|Photo Courtesy The Rubin Museum of Art|
The Rubin Museum of Art is featuring an exhibition of images of the 2001 Maha Kumbh Mela by Swiss photographer Hannes Schmid. The exhibit appears (according to the pictures, as I have yet to drop by the RMA) to be extraordinarily well installed. It's also an unusual set of photographs, as they're all closeups of crowds or groups of pilgrims...instead of the more exotic Nagas, sadhus, charlatans and mendicants that I vividly recall populated the Maha Kumbh Mela. I'm not sure what the intention of showing snapshots of crowds is, but it got Schmid an exhibit at the RMA....so perhaps I'm missing something here.
Human Currents is located in the RMA's Theater Level Gallery. Admission to the Theater Level Gallery is free of charge.

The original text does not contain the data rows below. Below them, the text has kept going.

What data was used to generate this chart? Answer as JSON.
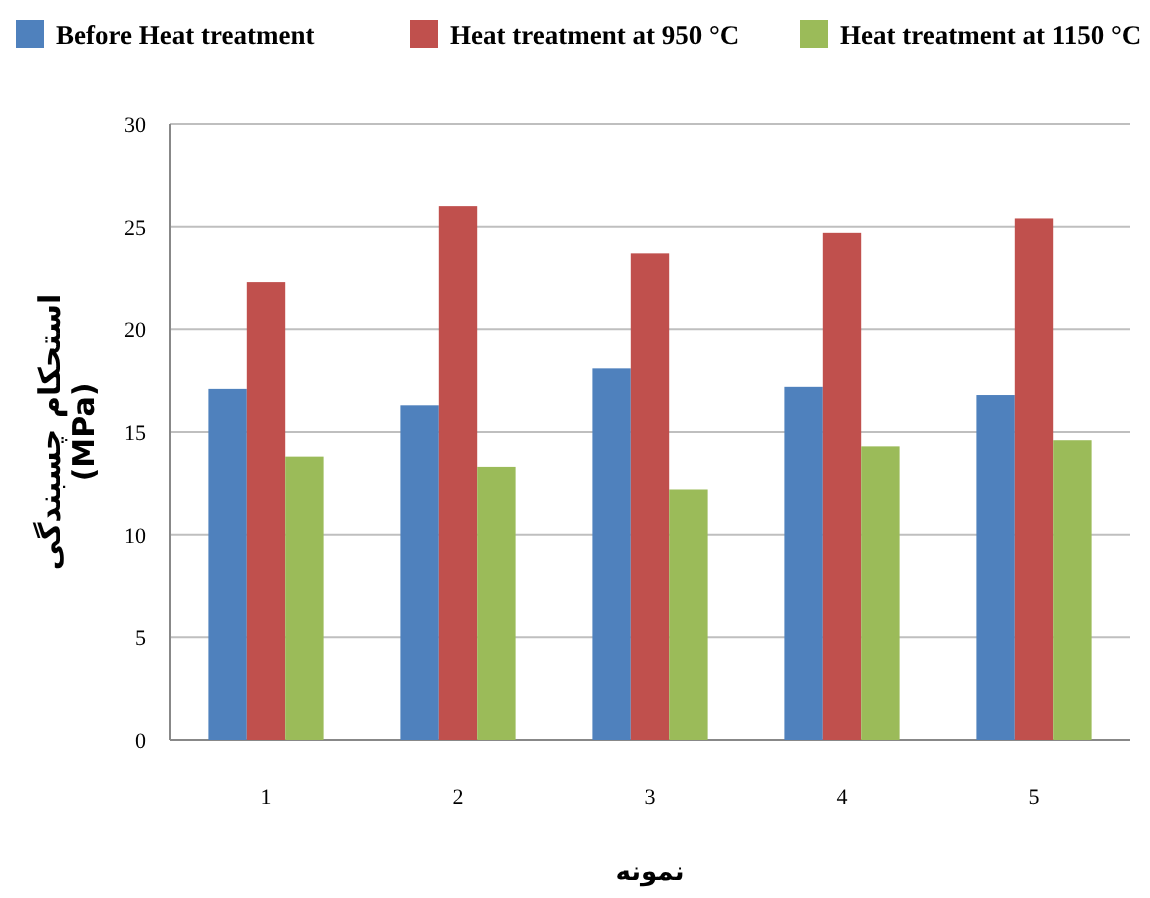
{
  "chart_data": {
    "type": "bar",
    "xlabel": "نمونه",
    "ylabel": "استحکام چسبندگی\n(MPa)",
    "categories": [
      "1",
      "2",
      "3",
      "4",
      "5"
    ],
    "series": [
      {
        "name": "Before Heat treatment",
        "color": "#4f81bd",
        "values": [
          17.1,
          16.3,
          18.1,
          17.2,
          16.8
        ]
      },
      {
        "name": "Heat treatment at 950 °C",
        "color": "#c0504d",
        "values": [
          22.3,
          26.0,
          23.7,
          24.7,
          25.4
        ]
      },
      {
        "name": "Heat treatment at 1150 °C",
        "color": "#9bbb59",
        "values": [
          13.8,
          13.3,
          12.2,
          14.3,
          14.6
        ]
      }
    ],
    "ylim": [
      0,
      30
    ],
    "yticks": [
      0,
      5,
      10,
      15,
      20,
      25,
      30
    ],
    "grid": "y",
    "legend": "top"
  }
}
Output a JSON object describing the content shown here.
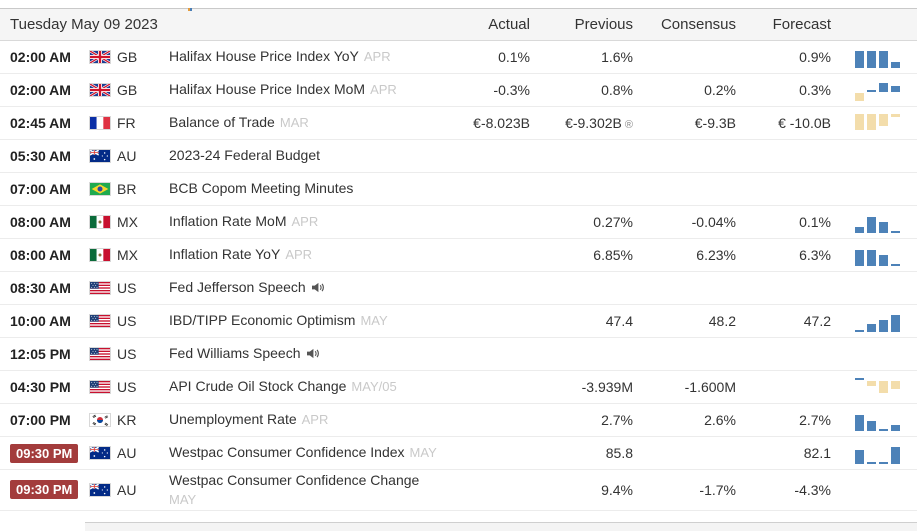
{
  "colors": {
    "green": "#067a06",
    "red": "#a00e0e",
    "neutral": "#333333",
    "blue_bar": "#4d82b8",
    "tan_bar": "#f3ddab",
    "badge_bg": "#a33c3c",
    "badge_text": "#ffffff",
    "header_bg": "#f5f5f5",
    "period_text": "#c9c9c9"
  },
  "header": {
    "date": "Tuesday May 09 2023",
    "columns": [
      "Actual",
      "Previous",
      "Consensus",
      "Forecast"
    ]
  },
  "rows": [
    {
      "time": "02:00 AM",
      "badge": false,
      "flag": "gb",
      "code": "GB",
      "event": "Halifax House Price Index YoY",
      "period": "APR",
      "period_block": false,
      "speech": false,
      "actual": {
        "text": "0.1%",
        "color": "n"
      },
      "previous": {
        "text": "1.6%",
        "color": "g",
        "revised": false
      },
      "consensus": {
        "text": "",
        "color": "n"
      },
      "forecast": {
        "text": "0.9%",
        "color": "n"
      },
      "spark": {
        "bars": [
          [
            17,
            "b",
            0
          ],
          [
            17,
            "b",
            0
          ],
          [
            17,
            "b",
            0
          ],
          [
            6,
            "b",
            0
          ]
        ]
      }
    },
    {
      "time": "02:00 AM",
      "badge": false,
      "flag": "gb",
      "code": "GB",
      "event": "Halifax House Price Index MoM",
      "period": "APR",
      "period_block": false,
      "speech": false,
      "actual": {
        "text": "-0.3%",
        "color": "n"
      },
      "previous": {
        "text": "0.8%",
        "color": "g",
        "revised": false
      },
      "consensus": {
        "text": "0.2%",
        "color": "n"
      },
      "forecast": {
        "text": "0.3%",
        "color": "n"
      },
      "spark": {
        "bars": [
          [
            8,
            "t",
            0
          ],
          [
            2,
            "b",
            9
          ],
          [
            9,
            "b",
            9
          ],
          [
            6,
            "b",
            9
          ]
        ]
      }
    },
    {
      "time": "02:45 AM",
      "badge": false,
      "flag": "fr",
      "code": "FR",
      "event": "Balance of Trade",
      "period": "MAR",
      "period_block": false,
      "speech": false,
      "actual": {
        "text": "€-8.023B",
        "color": "n"
      },
      "previous": {
        "text": "€-9.302B",
        "color": "r",
        "revised": true
      },
      "consensus": {
        "text": "€-9.3B",
        "color": "n"
      },
      "forecast": {
        "text": "€ -10.0B",
        "color": "n"
      },
      "spark": {
        "bars": [
          [
            16,
            "t",
            4
          ],
          [
            16,
            "t",
            4
          ],
          [
            12,
            "t",
            8
          ],
          [
            3,
            "t",
            17
          ]
        ]
      }
    },
    {
      "time": "05:30 AM",
      "badge": false,
      "flag": "au",
      "code": "AU",
      "event": "2023-24 Federal Budget",
      "period": "",
      "period_block": false,
      "speech": false,
      "actual": {
        "text": "",
        "color": "n"
      },
      "previous": {
        "text": "",
        "color": "n",
        "revised": false
      },
      "consensus": {
        "text": "",
        "color": "n"
      },
      "forecast": {
        "text": "",
        "color": "n"
      },
      "spark": null
    },
    {
      "time": "07:00 AM",
      "badge": false,
      "flag": "br",
      "code": "BR",
      "event": "BCB Copom Meeting Minutes",
      "period": "",
      "period_block": false,
      "speech": false,
      "actual": {
        "text": "",
        "color": "n"
      },
      "previous": {
        "text": "",
        "color": "n",
        "revised": false
      },
      "consensus": {
        "text": "",
        "color": "n"
      },
      "forecast": {
        "text": "",
        "color": "n"
      },
      "spark": null
    },
    {
      "time": "08:00 AM",
      "badge": false,
      "flag": "mx",
      "code": "MX",
      "event": "Inflation Rate MoM",
      "period": "APR",
      "period_block": false,
      "speech": false,
      "actual": {
        "text": "",
        "color": "n"
      },
      "previous": {
        "text": "0.27%",
        "color": "g",
        "revised": false
      },
      "consensus": {
        "text": "-0.04%",
        "color": "n"
      },
      "forecast": {
        "text": "0.1%",
        "color": "n"
      },
      "spark": {
        "bars": [
          [
            6,
            "b",
            0
          ],
          [
            16,
            "b",
            0
          ],
          [
            11,
            "b",
            0
          ],
          [
            2,
            "b",
            0
          ]
        ]
      }
    },
    {
      "time": "08:00 AM",
      "badge": false,
      "flag": "mx",
      "code": "MX",
      "event": "Inflation Rate YoY",
      "period": "APR",
      "period_block": false,
      "speech": false,
      "actual": {
        "text": "",
        "color": "n"
      },
      "previous": {
        "text": "6.85%",
        "color": "g",
        "revised": false
      },
      "consensus": {
        "text": "6.23%",
        "color": "n"
      },
      "forecast": {
        "text": "6.3%",
        "color": "n"
      },
      "spark": {
        "bars": [
          [
            16,
            "b",
            0
          ],
          [
            16,
            "b",
            0
          ],
          [
            11,
            "b",
            0
          ],
          [
            2,
            "b",
            0
          ]
        ]
      }
    },
    {
      "time": "08:30 AM",
      "badge": false,
      "flag": "us",
      "code": "US",
      "event": "Fed Jefferson Speech",
      "period": "",
      "period_block": false,
      "speech": true,
      "actual": {
        "text": "",
        "color": "n"
      },
      "previous": {
        "text": "",
        "color": "n",
        "revised": false
      },
      "consensus": {
        "text": "",
        "color": "n"
      },
      "forecast": {
        "text": "",
        "color": "n"
      },
      "spark": null
    },
    {
      "time": "10:00 AM",
      "badge": false,
      "flag": "us",
      "code": "US",
      "event": "IBD/TIPP Economic Optimism",
      "period": "MAY",
      "period_block": false,
      "speech": false,
      "actual": {
        "text": "",
        "color": "n"
      },
      "previous": {
        "text": "47.4",
        "color": "g",
        "revised": false
      },
      "consensus": {
        "text": "48.2",
        "color": "n"
      },
      "forecast": {
        "text": "47.2",
        "color": "n"
      },
      "spark": {
        "bars": [
          [
            2,
            "b",
            0
          ],
          [
            8,
            "b",
            0
          ],
          [
            12,
            "b",
            0
          ],
          [
            17,
            "b",
            0
          ]
        ]
      }
    },
    {
      "time": "12:05 PM",
      "badge": false,
      "flag": "us",
      "code": "US",
      "event": "Fed Williams Speech",
      "period": "",
      "period_block": false,
      "speech": true,
      "actual": {
        "text": "",
        "color": "n"
      },
      "previous": {
        "text": "",
        "color": "n",
        "revised": false
      },
      "consensus": {
        "text": "",
        "color": "n"
      },
      "forecast": {
        "text": "",
        "color": "n"
      },
      "spark": null
    },
    {
      "time": "04:30 PM",
      "badge": false,
      "flag": "us",
      "code": "US",
      "event": "API Crude Oil Stock Change",
      "period": "MAY/05",
      "period_block": false,
      "speech": false,
      "actual": {
        "text": "",
        "color": "n"
      },
      "previous": {
        "text": "-3.939M",
        "color": "r",
        "revised": false
      },
      "consensus": {
        "text": "-1.600M",
        "color": "n"
      },
      "forecast": {
        "text": "",
        "color": "n"
      },
      "spark": {
        "bars": [
          [
            2,
            "b",
            18
          ],
          [
            5,
            "t",
            12
          ],
          [
            12,
            "t",
            5
          ],
          [
            8,
            "t",
            9
          ]
        ]
      }
    },
    {
      "time": "07:00 PM",
      "badge": false,
      "flag": "kr",
      "code": "KR",
      "event": "Unemployment Rate",
      "period": "APR",
      "period_block": false,
      "speech": false,
      "actual": {
        "text": "",
        "color": "n"
      },
      "previous": {
        "text": "2.7%",
        "color": "g",
        "revised": false
      },
      "consensus": {
        "text": "2.6%",
        "color": "n"
      },
      "forecast": {
        "text": "2.7%",
        "color": "n"
      },
      "spark": {
        "bars": [
          [
            16,
            "b",
            0
          ],
          [
            10,
            "b",
            0
          ],
          [
            2,
            "b",
            0
          ],
          [
            6,
            "b",
            0
          ]
        ]
      }
    },
    {
      "time": "09:30 PM",
      "badge": true,
      "flag": "au",
      "code": "AU",
      "event": "Westpac Consumer Confidence Index",
      "period": "MAY",
      "period_block": false,
      "speech": false,
      "actual": {
        "text": "",
        "color": "n"
      },
      "previous": {
        "text": "85.8",
        "color": "g",
        "revised": false
      },
      "consensus": {
        "text": "",
        "color": "n"
      },
      "forecast": {
        "text": "82.1",
        "color": "n"
      },
      "spark": {
        "bars": [
          [
            14,
            "b",
            0
          ],
          [
            2,
            "b",
            0
          ],
          [
            2,
            "b",
            0
          ],
          [
            17,
            "b",
            0
          ]
        ]
      }
    },
    {
      "time": "09:30 PM",
      "badge": true,
      "flag": "au",
      "code": "AU",
      "event": "Westpac Consumer Confidence Change",
      "period": "MAY",
      "period_block": true,
      "speech": false,
      "actual": {
        "text": "",
        "color": "n"
      },
      "previous": {
        "text": "9.4%",
        "color": "g",
        "revised": false
      },
      "consensus": {
        "text": "-1.7%",
        "color": "r"
      },
      "forecast": {
        "text": "-4.3%",
        "color": "r"
      },
      "spark": null
    }
  ]
}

According to the RMA's press release, Schmid’s large C-print (ie Chromogenic color prints) photographs depict the enormous act of faith that was the Maha Kumbh Mela. The exhibit presents seven of these images, along with an accompanying video installation, that shows us the event's claustrophobic crowds, myriad colors, and frenetic energy of this greatest of Hindu pilgrimages.

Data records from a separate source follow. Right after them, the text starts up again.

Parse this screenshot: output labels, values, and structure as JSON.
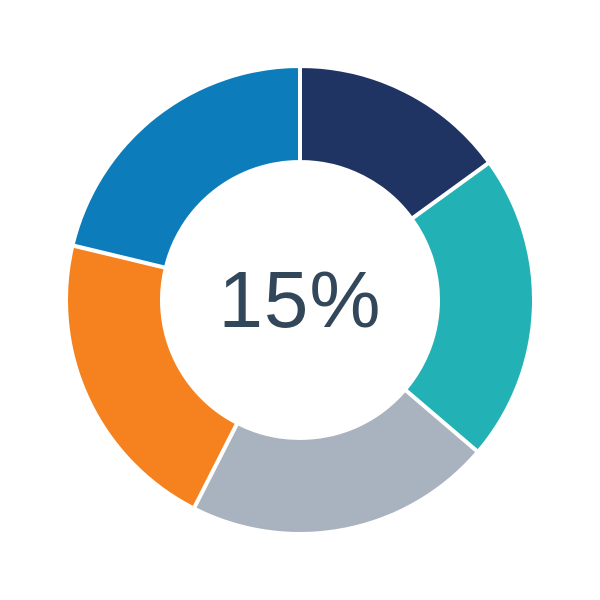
{
  "page": {
    "background": "#FFFFFF"
  },
  "chart_data": {
    "type": "pie",
    "variant": "donut",
    "title": "",
    "center_label": "15%",
    "center_label_color": "#33475B",
    "segment_names": [
      "navy",
      "teal",
      "gray",
      "orange",
      "blue"
    ],
    "values": [
      15,
      21.25,
      21.25,
      21.25,
      21.25
    ],
    "unit": "percent",
    "colors": [
      "#1F3462",
      "#22B1B5",
      "#A9B3BF",
      "#F5821F",
      "#0D7CBA"
    ],
    "start_angle_deg": 0,
    "direction": "clockwise",
    "center": [
      300,
      300
    ],
    "outer_radius": 234,
    "inner_radius": 138,
    "separator_color": "#FFFFFF",
    "separator_width": 4,
    "legend": "none",
    "grid": false
  }
}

“Driven by an enormous religious power, there was absolutely nothing that could have stopped these pilgrims from fulfilling their vows.” -Hannes SchmidThe Maha Kumbh Mela occurred from January to February 2001, when tens of millions of pilgrims converged in Allahabad, India for the festival, which was held only once every one hundred forty-four years. It was the largest gathering of human beings on earth, and saw devotees of all ages, castes, and classes from every corner of India.

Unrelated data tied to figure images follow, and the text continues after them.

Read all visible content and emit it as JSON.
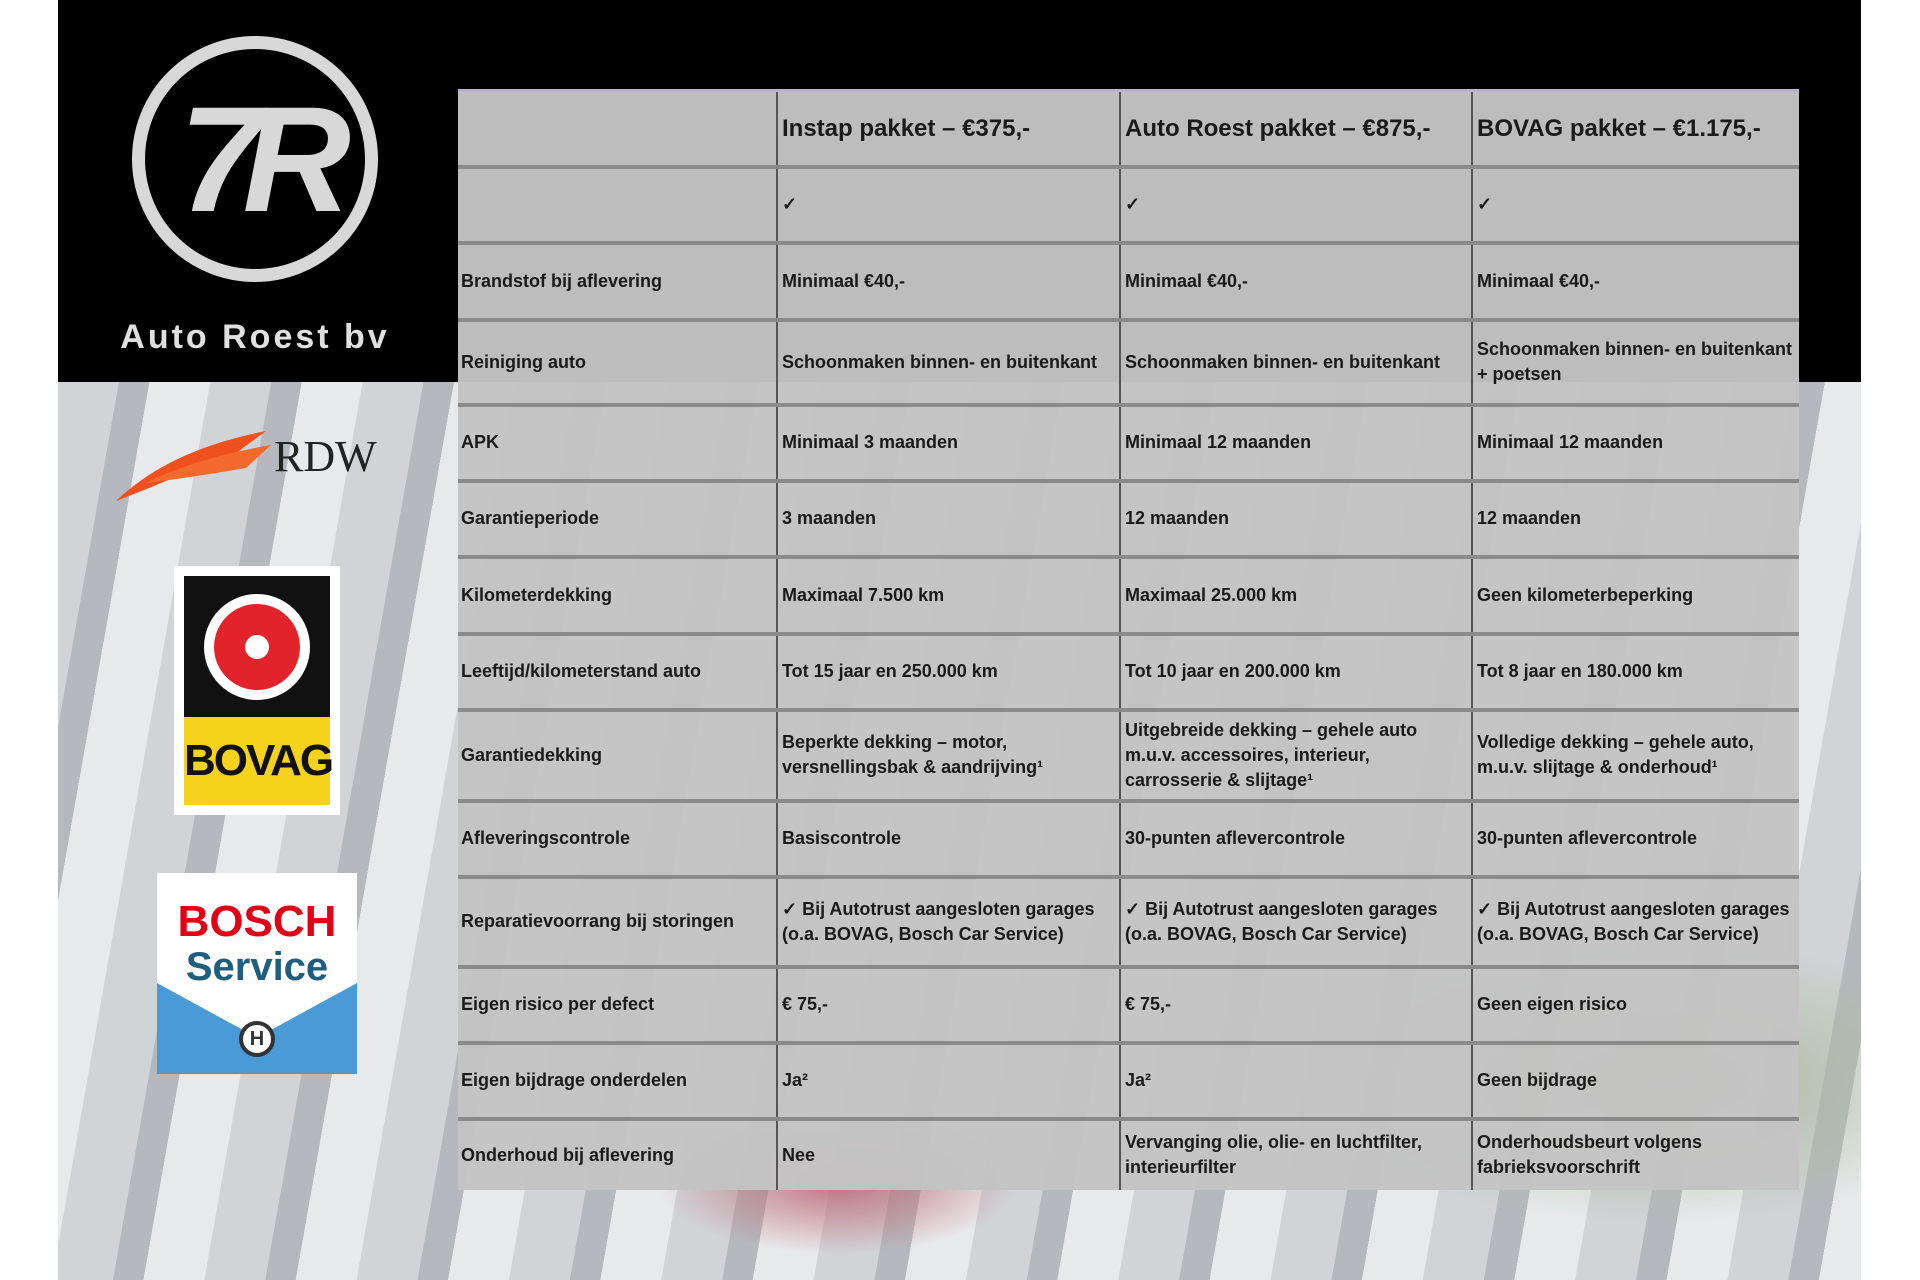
{
  "brand": {
    "name": "Auto Roest bv",
    "logo_letters": "7R"
  },
  "logos": {
    "rdw": "RDW",
    "bovag": "BOVAG",
    "bosch_line1": "BOSCH",
    "bosch_line2": "Service"
  },
  "table": {
    "headers": [
      "",
      "Instap pakket – €375,-",
      "Auto Roest pakket – €875,-",
      "BOVAG pakket – €1.175,-"
    ],
    "rows": [
      [
        "",
        "✓",
        "✓",
        "✓"
      ],
      [
        "Brandstof bij aflevering",
        "Minimaal €40,-",
        "Minimaal €40,-",
        "Minimaal €40,-"
      ],
      [
        "Reiniging auto",
        "Schoonmaken binnen- en buitenkant",
        "Schoonmaken binnen- en buitenkant",
        "Schoonmaken binnen- en buitenkant + poetsen"
      ],
      [
        "APK",
        "Minimaal 3 maanden",
        "Minimaal 12 maanden",
        "Minimaal 12 maanden"
      ],
      [
        "Garantieperiode",
        "3 maanden",
        "12 maanden",
        "12 maanden"
      ],
      [
        "Kilometerdekking",
        "Maximaal 7.500 km",
        "Maximaal 25.000 km",
        "Geen kilometerbeperking"
      ],
      [
        "Leeftijd/kilometerstand auto",
        "Tot 15 jaar en 250.000 km",
        "Tot 10 jaar en 200.000 km",
        "Tot 8 jaar en 180.000 km"
      ],
      [
        "Garantiedekking",
        "Beperkte dekking – motor, versnellingsbak & aandrijving¹",
        "Uitgebreide dekking – gehele auto m.u.v. accessoires, interieur, carrosserie & slijtage¹",
        "Volledige dekking – gehele auto, m.u.v. slijtage & onderhoud¹"
      ],
      [
        "Afleveringscontrole",
        "Basiscontrole",
        "30-punten aflevercontrole",
        "30-punten aflevercontrole"
      ],
      [
        "Reparatievoorrang bij storingen",
        "✓ Bij Autotrust aangesloten garages (o.a. BOVAG, Bosch Car Service)",
        "✓ Bij Autotrust aangesloten garages (o.a. BOVAG, Bosch Car Service)",
        "✓ Bij Autotrust aangesloten garages (o.a. BOVAG, Bosch Car Service)"
      ],
      [
        "Eigen risico per defect",
        "€ 75,-",
        "€ 75,-",
        "Geen eigen risico"
      ],
      [
        "Eigen bijdrage onderdelen",
        "Ja²",
        "Ja²",
        "Geen bijdrage"
      ],
      [
        "Onderhoud bij aflevering",
        "Nee",
        "Vervanging olie, olie- en luchtfilter, interieurfilter",
        "Onderhoudsbeurt volgens fabrieksvoorschrift"
      ]
    ]
  }
}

I remember being in my hotel room in Allahabad readying myself to photograph the Maha Kumbh Mela, and quickly turning off the television set because it was showing the inauguration of George Bush as President of the United States. It seems it was only yesterday but it wasn't. While I had serious misgivings about his presidency, little did I know then it'd be as disastrous.